Wills and Murasawa also clarified to the participants what is understood by climate finance, which is local, national or transnational investment of resources, from public, private and alternative sources, aimed at supporting actions to mitigate and adapt to climate change, according to the United Nations Framework Convention on Climate Change (UNFCCC). Its main objectives are to reduce emissions and enhance greenhouse gas (GHG) sinks, as well as reduce vulnerability and maintain and increase the resilience of human and ecological systems to the negative impacts of climate change, as defined by the Standing Committee on Finance (CPF) of the UNFCCC itself.

The sources of these resources come from multilateral institutions, development banks, international funds and private banks, which allocate the amounts to various issues related to climate change, both from the point of view of adaptation and mitigation. Other financial instruments used are donations or grants, concessional loans, green bonds, guarantees, and debt conversion.

Climate finance audit

Following the event, US auditors Marissa Dondoe and Joseph Thompson, both from the US GAO, presented the work carried out in 24 countries by the Working Group on Environmental Auditing: Climate Finance Audit. They said that around half of the SAIs of donor countries reported that their country has goals associated with contributions to climate finance, although there is no consistent and common definition of what this type of finance is. They also highlighted that although many SAIs have conducted audits related to climate finance, most audits are of individual projects or programs. “There are very few audits of general contributions or financial flows,” said Joseph Thompson.

Dondoe and Thompson also cited case studies that have been conducted in Finland, the European Court of Auditors, and Mexico, on audits conducted on climate change mitigation budgets.

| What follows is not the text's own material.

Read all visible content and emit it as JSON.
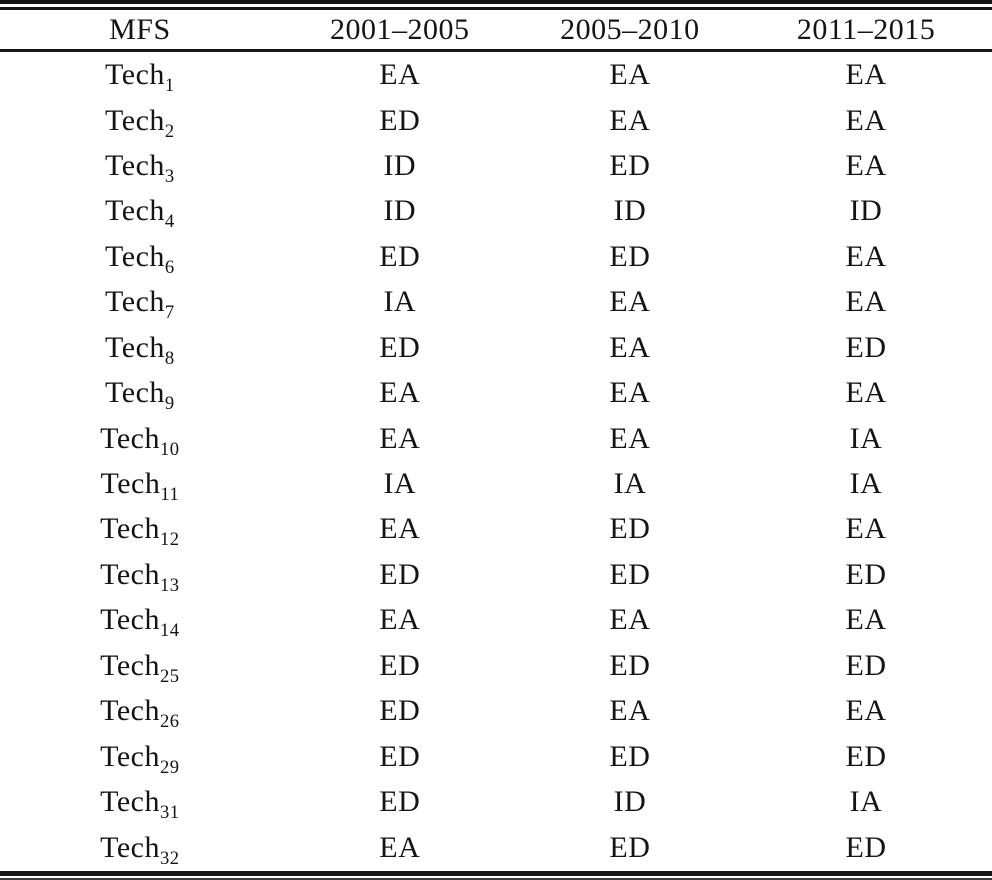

To close the event, the floor was given to Hugo Chudyson, Secretary of Agriculture and Environment of the TCU and President of the Special Technical Commission for the Environment (Comtema) of OLACEFS, who thanked the speakers, and commented on the complexity of conducting climate finance audits. “The varied financial arrangements, the multiplicity of actors, the different levels of governance and management, and a certain lack of conceptual standardization on the subject, pose a challenge for the audit work on this issue,” he said. He also

 recalled the importance of auditing the application of public resources in funds of this nature, as in any other sector that involves public policies, but that this is more practical when the data on these investments are kept in a transparent manner. “Qualified information is our greatest asset,” he concluded.